Droit réel d’usage et de jouissance d’un bien pour une durée limitée, l’usufruit ne correspond qu’à une partie du droit de propriété : celle permettant notamment de recevoir les fruits produits par le bien démembré, tels les résultats courants d’une société ou les loyers d’un immeuble.
Parmi les catégories de loyers, celle correspondant à la valeur de ceux des travaux et embellissements réalisés par le locataire qui sont transférés gratuitement au bailleur, a donné lieu à deux jurisprudences récentes précisant le statut fiscal de l’usufruitier.

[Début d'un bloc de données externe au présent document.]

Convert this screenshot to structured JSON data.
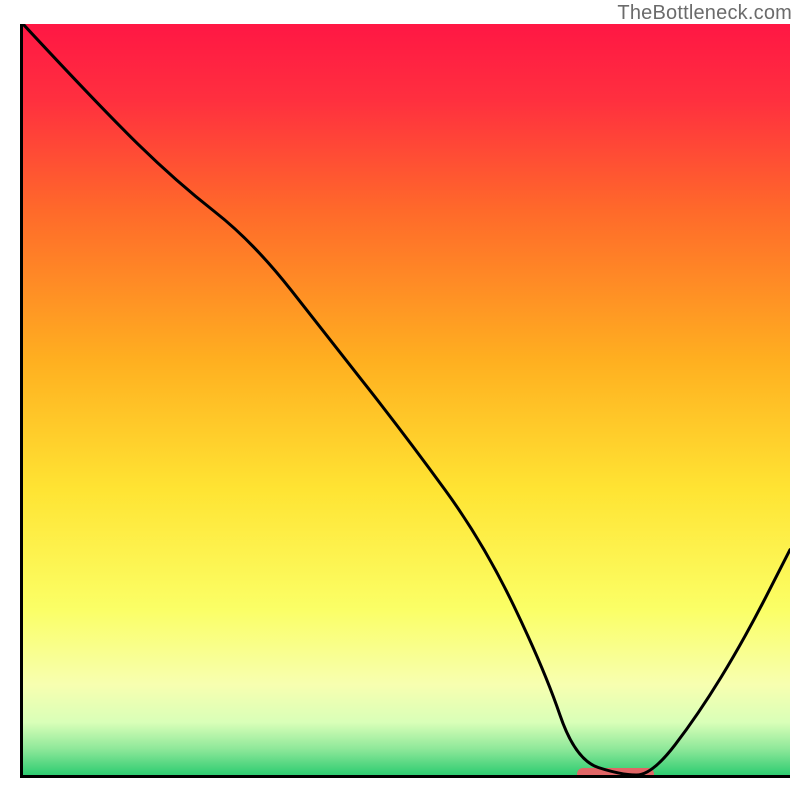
{
  "watermark": "TheBottleneck.com",
  "chart_data": {
    "type": "line",
    "title": "",
    "xlabel": "",
    "ylabel": "",
    "xlim": [
      0,
      100
    ],
    "ylim": [
      0,
      100
    ],
    "x": [
      0,
      10,
      20,
      30,
      40,
      50,
      60,
      68,
      72,
      78,
      82,
      88,
      94,
      100
    ],
    "values": [
      100,
      89,
      79,
      71,
      58,
      45,
      31,
      14,
      2,
      0,
      0,
      8,
      18,
      30
    ],
    "grid": false,
    "legend": null,
    "marker": {
      "x_start": 72,
      "x_end": 82,
      "y": 0
    },
    "gradient_stops": [
      {
        "pos": 0.0,
        "color": "#ff1744"
      },
      {
        "pos": 0.1,
        "color": "#ff2f3f"
      },
      {
        "pos": 0.25,
        "color": "#ff6a2a"
      },
      {
        "pos": 0.45,
        "color": "#ffb020"
      },
      {
        "pos": 0.62,
        "color": "#ffe433"
      },
      {
        "pos": 0.78,
        "color": "#fbff66"
      },
      {
        "pos": 0.88,
        "color": "#f7ffb0"
      },
      {
        "pos": 0.93,
        "color": "#d9ffb8"
      },
      {
        "pos": 0.965,
        "color": "#8fe89a"
      },
      {
        "pos": 1.0,
        "color": "#2ecc71"
      }
    ]
  }
}
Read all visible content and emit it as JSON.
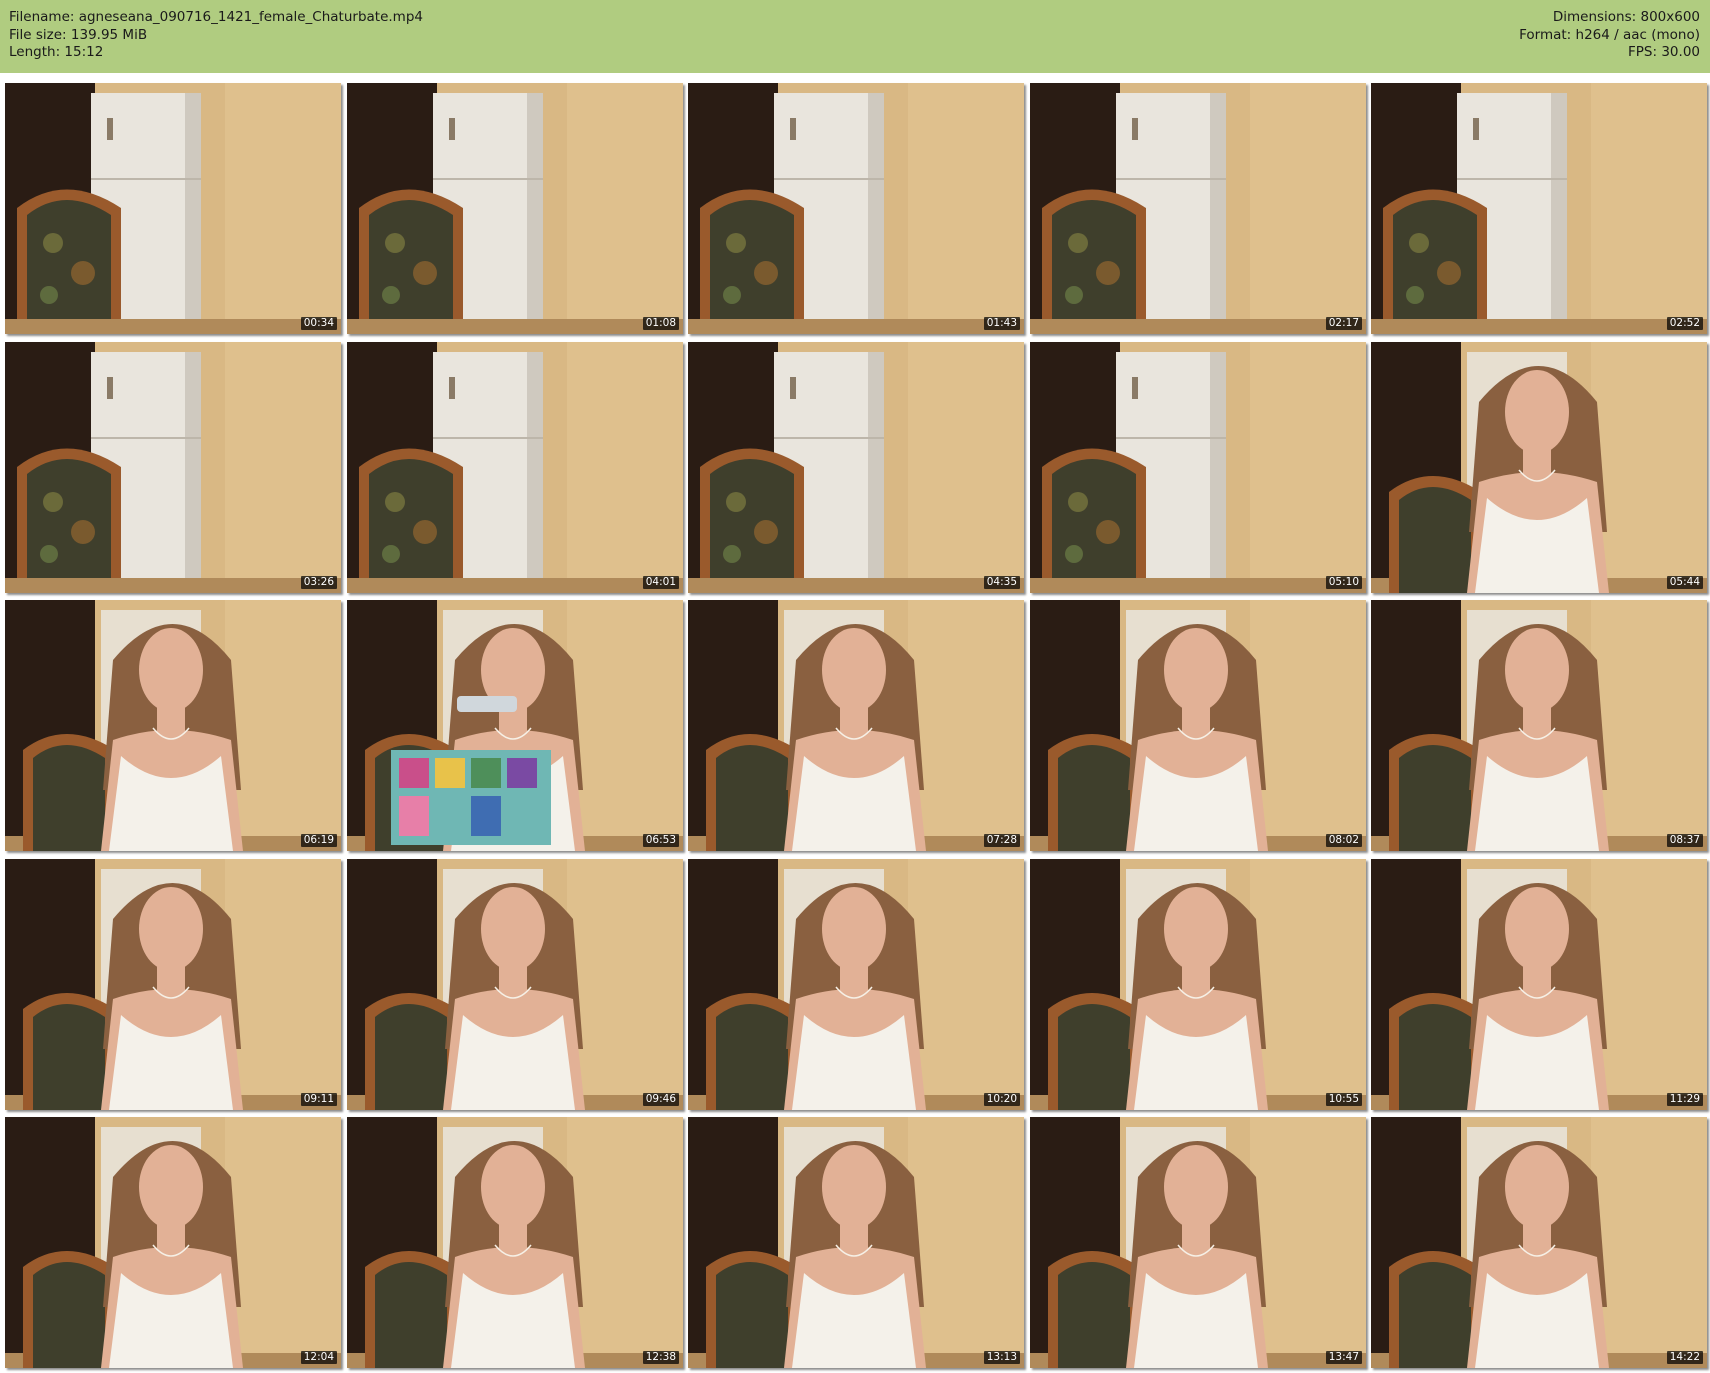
{
  "header": {
    "filename_line": "Filename: agneseana_090716_1421_female_Chaturbate.mp4",
    "filesize_line": "File size: 139.95 MiB",
    "length_line": "Length: 15:12",
    "dimensions_line": "Dimensions: 800x600",
    "format_line": "Format: h264 / aac (mono)",
    "fps_line": "FPS: 30.00"
  },
  "colors": {
    "header_bg": "#b0cc80",
    "wall": "#d9b884",
    "fridge": "#e9e5dd",
    "chair_wood": "#9a5a2c",
    "chair_fabric": "#3f3f2c",
    "dark_room": "#2a1c14",
    "top_white": "#f4f1ea",
    "hair": "#8a6040",
    "skin": "#e2b196"
  },
  "thumbnails": [
    {
      "time": "00:34",
      "scene": "empty"
    },
    {
      "time": "01:08",
      "scene": "empty"
    },
    {
      "time": "01:43",
      "scene": "empty"
    },
    {
      "time": "02:17",
      "scene": "empty"
    },
    {
      "time": "02:52",
      "scene": "empty"
    },
    {
      "time": "03:26",
      "scene": "empty"
    },
    {
      "time": "04:01",
      "scene": "empty"
    },
    {
      "time": "04:35",
      "scene": "empty"
    },
    {
      "time": "05:10",
      "scene": "empty"
    },
    {
      "time": "05:44",
      "scene": "person"
    },
    {
      "time": "06:19",
      "scene": "person"
    },
    {
      "time": "06:53",
      "scene": "person-gift"
    },
    {
      "time": "07:28",
      "scene": "person"
    },
    {
      "time": "08:02",
      "scene": "person"
    },
    {
      "time": "08:37",
      "scene": "person"
    },
    {
      "time": "09:11",
      "scene": "person"
    },
    {
      "time": "09:46",
      "scene": "person"
    },
    {
      "time": "10:20",
      "scene": "person"
    },
    {
      "time": "10:55",
      "scene": "person"
    },
    {
      "time": "11:29",
      "scene": "person"
    },
    {
      "time": "12:04",
      "scene": "person"
    },
    {
      "time": "12:38",
      "scene": "person"
    },
    {
      "time": "13:13",
      "scene": "person"
    },
    {
      "time": "13:47",
      "scene": "person"
    },
    {
      "time": "14:22",
      "scene": "person"
    }
  ]
}
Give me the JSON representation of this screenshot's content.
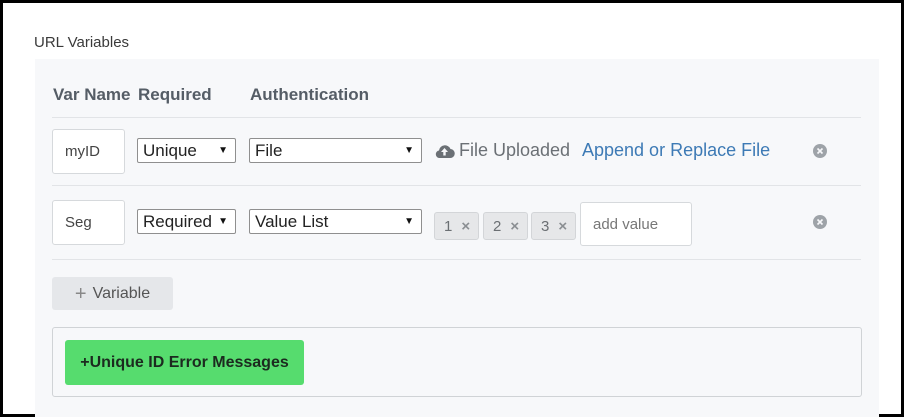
{
  "section": {
    "title": "URL Variables"
  },
  "table": {
    "headers": {
      "var_name": "Var Name",
      "required": "Required",
      "authentication": "Authentication"
    },
    "rows": [
      {
        "var_name": "myID",
        "required": "Unique",
        "authentication": "File",
        "status_text": "File Uploaded",
        "status_icon": "cloud-upload-icon",
        "link_text": "Append or Replace File"
      },
      {
        "var_name": "Seg",
        "required": "Required",
        "authentication": "Value List",
        "values": [
          "1",
          "2",
          "3"
        ],
        "add_value_placeholder": "add value"
      }
    ]
  },
  "add_variable": {
    "label": "Variable"
  },
  "error_messages": {
    "label": "+Unique ID Error Messages",
    "color": "#56dc6e"
  },
  "colors": {
    "link": "#3d7ab5",
    "header": "#555d66"
  }
}
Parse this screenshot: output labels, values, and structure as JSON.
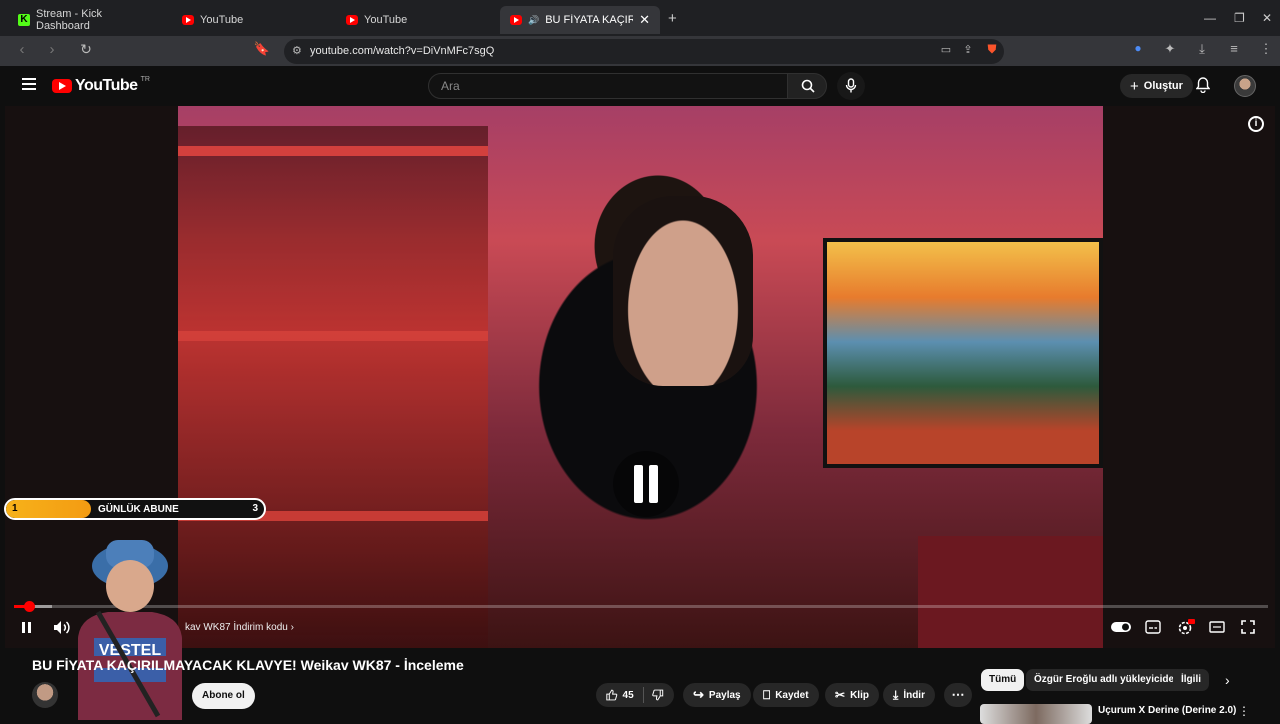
{
  "browser": {
    "tabs": [
      {
        "label": "Stream - Kick Dashboard",
        "active": false
      },
      {
        "label": "YouTube",
        "active": false
      },
      {
        "label": "YouTube",
        "active": false
      },
      {
        "label": "BU FİYATA KAÇIRILMAYACA",
        "active": true
      }
    ],
    "url": "youtube.com/watch?v=DiVnMFc7sgQ"
  },
  "youtube": {
    "logo_text": "YouTube",
    "logo_country": "TR",
    "search_placeholder": "Ara",
    "create_label": "Oluştur"
  },
  "player": {
    "progress_fraction": 0.012,
    "buffer_fraction": 0.03,
    "chapter_text": "kav WK87 İndirim kodu ›"
  },
  "overlay": {
    "goal_start": "1",
    "goal_label": "GÜNLÜK ABUNE",
    "goal_count": "3",
    "goal_fill_fraction": 0.33
  },
  "video": {
    "title": "BU FİYATA KAÇIRILMAYACAK KLAVYE! Weikav WK87 - İnceleme",
    "subscribe_label": "Abone ol",
    "like_count": "45",
    "share_label": "Paylaş",
    "save_label": "Kaydet",
    "clip_label": "Klip",
    "download_label": "İndir"
  },
  "chips": [
    {
      "label": "Tümü",
      "active": true
    },
    {
      "label": "Özgür Eroğlu adlı yükleyiciden",
      "active": false
    },
    {
      "label": "İlgili",
      "active": false
    }
  ],
  "recommendation": {
    "title": "Uçurum X Derine (Derine 2.0)"
  },
  "colors": {
    "yt_red": "#ff0000",
    "kick_green": "#53fc18",
    "goal_orange": "#f7b21a"
  }
}
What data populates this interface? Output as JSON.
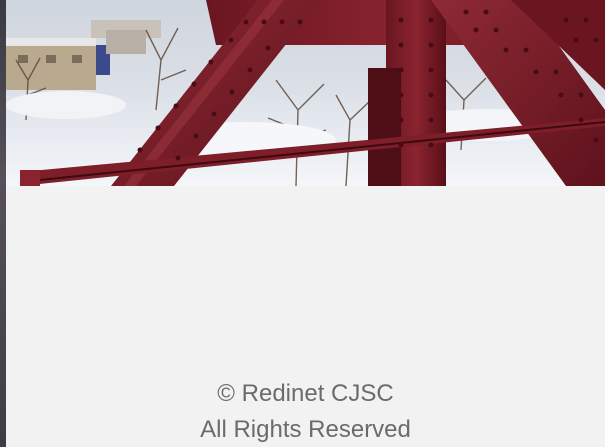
{
  "hero": {
    "image": "bridge-truss-photo",
    "colors": {
      "steel": "#7a1f2a",
      "steel_dark": "#5a1019",
      "snow": "#eef0f4",
      "sky": "#dfe3ea"
    }
  },
  "footer": {
    "copyright": "© Redinet CJSC",
    "rights": "All Rights Reserved"
  },
  "colors": {
    "background": "#f2f2f2",
    "footer_text": "#6b6b6b"
  }
}
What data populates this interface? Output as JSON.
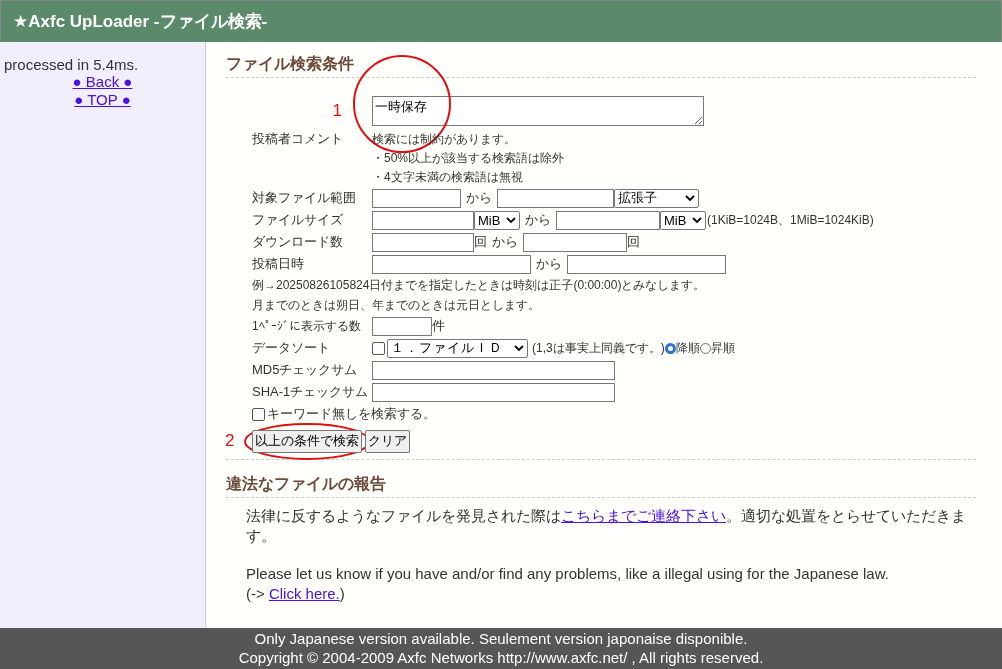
{
  "header": {
    "title": "★Axfc UpLoader -ファイル検索-"
  },
  "sidebar": {
    "status": "processed in 5.4ms.",
    "links": [
      "● Back ●",
      "● TOP ●"
    ]
  },
  "search_section": {
    "heading": "ファイル検索条件",
    "keyword": {
      "annotation": "1",
      "value": "一時保存"
    },
    "comment": {
      "label": "投稿者コメント",
      "notes": [
        "検索には制約があります。",
        "・50%以上が該当する検索語は除外",
        "・4文字未満の検索語は無視"
      ]
    },
    "file_range": {
      "label": "対象ファイル範囲",
      "from_word": "から",
      "extension": "拡張子"
    },
    "file_size": {
      "label": "ファイルサイズ",
      "unit_1": "MiB",
      "from_word": "から",
      "unit_2": "MiB",
      "note": "(1KiB=1024B、1MiB=1024KiB)"
    },
    "download_count": {
      "label": "ダウンロード数",
      "unit_1": "回",
      "from_word": "から",
      "unit_2": "回"
    },
    "post_date": {
      "label": "投稿日時",
      "from_word": "から"
    },
    "date_notes": [
      "例→20250826105824日付までを指定したときは時刻は正子(0:00:00)とみなします。",
      "月までのときは朔日、年までのときは元日とします。"
    ],
    "per_page": {
      "label": "1ﾍﾟｰｼﾞに表示する数",
      "unit": "件"
    },
    "sort": {
      "label": "データソート",
      "checked": false,
      "field": "１．ファイルＩＤ",
      "note": "(1,3は事実上同義です。)",
      "orders": [
        {
          "label": "降順",
          "selected": true
        },
        {
          "label": "昇順",
          "selected": false
        }
      ]
    },
    "md5": {
      "label": "MD5チェックサム"
    },
    "sha1": {
      "label": "SHA-1チェックサム"
    },
    "no_keyword": {
      "label": "キーワード無しを検索する。",
      "checked": false
    },
    "buttons_annotation": "2",
    "buttons": [
      "以上の条件で検索",
      "クリア"
    ]
  },
  "report_section": {
    "heading": "違法なファイルの報告",
    "japanese": {
      "before": "法律に反するようなファイルを発見された際は",
      "link": "こちらまでご連絡下さい",
      "after": "。適切な処置をとらせていただきます。"
    },
    "english": {
      "text": "Please let us know if you have and/or find any problems, like a illegal using for the Japanese law.",
      "before": "(->",
      "link": "Click here.",
      "after": ")"
    }
  },
  "footer": [
    "Only Japanese version available. Seulement version japonaise disponible.",
    "Copyright © 2004-2009 Axfc Networks http://www.axfc.net/ , All rights reserved."
  ]
}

Un usufruit immobilier conduisant à la résiliation du bail
Céder pour une durée temporaire (non viagère) son droit d’usufruit implique :
– en premier lieu, de se rappeler que la première cession d’un usufruit temporaire réalisée par une personne physique, directement ou par une société non soumise à l’impôt sur les sociétés l’IS dont il est l’associé, génère (Code général des impôts, article 13.5) un profit fiscal soumis non pas aux règles des plus-values de cession, mais à celles des revenus d’exploitation correspondants (par exemple, celles des revenus fonciers en cas d’usufruit temporaire immobilier) ;
– en second lieu, d’identifier que, si le futur usufruitier de l’immeuble en est locataire, la cession d’usufruit rendra celui-ci également bailleur, et cette confusion des qualités mettra fin au bail. Bien que, juridiquement (et en droits d’enregistrement), cette réunion des qualités ne s’opère que sur la tête du locataire et pas chez le bailleur, une décision du Conseil d’Etat du 19 avril 2021 a jugé que cette cession d’usufruit s’assimile à une « résiliation amiable tacite » du bail, rendant imposable le bailleur sur le loyer en nature afférent aux travaux et embellissements qui devaient contractuellement lui revenir sans indemnité. Cette décision étend ainsi à une cession d’usufruit un courant de jurisprudence inauguré en 2005 à propos du transfert par le bailleur au preneur de la pleine propriété d’un terrain donné à bail à construction, étendu en 2011 à un transfert de terrain analogue mais sujet à un bail de droit commun, et, par la décision du 19 avril dernier, à une cession d’un usufruit. Ainsi, les bailleurs souhaitant céder un usufruit à leur locataire, et tout particulièrement ceux soumis à l’impôt sur les sociétés (IS), doivent examiner en détail les conséquences d’impôts directs que pourrait induire une telle cession.
Un usufruitier de parts de SCI, imposé sur tous les loyers
Tout aussi récemment, le Conseil d’Etat a confirmé à qui, de l’usufruitier ou du nu-propriétaire des parts d’une société civile immobilière (SCI) bailleresse non soumise à l’IS, doit être attribué le résultat fiscal afférent à un loyer en nature similaire reçu du preneur, compte tenu que la loi fiscale ne définit pas précisément les « droits dans les bénéfices » revenant à chacun.
En effet, son accession à la propriété de tels travaux avait conduit la SCI bailleresse à constater comptablement une augmentation de son actif et un produit de loyers. L’usufruitier contestait être imposable, estimant que cette augmentation de l’actif social suffisait à en rendre le nu-propriétaire soumis à l’impôt à ce titre. Telle n’a pas été l’analyse du Conseil d’Etat le 19 mai 2021 (n° 429.332), confirmant que, en cas de démembrement des droits sociaux, tous les produits de loyers, de quelque nature qu’ils soient, doivent être fiscalisés entre les mains de l’usufruitier, sauf convention de répartition expresse contraire pré-convenue entre les titulaires de droits sociaux, dont le Conseil d’Etat a (décision précitée ; 20 juillet 2021, nos 434.029 et 434.030), opportunément rappelé l’opposabilité.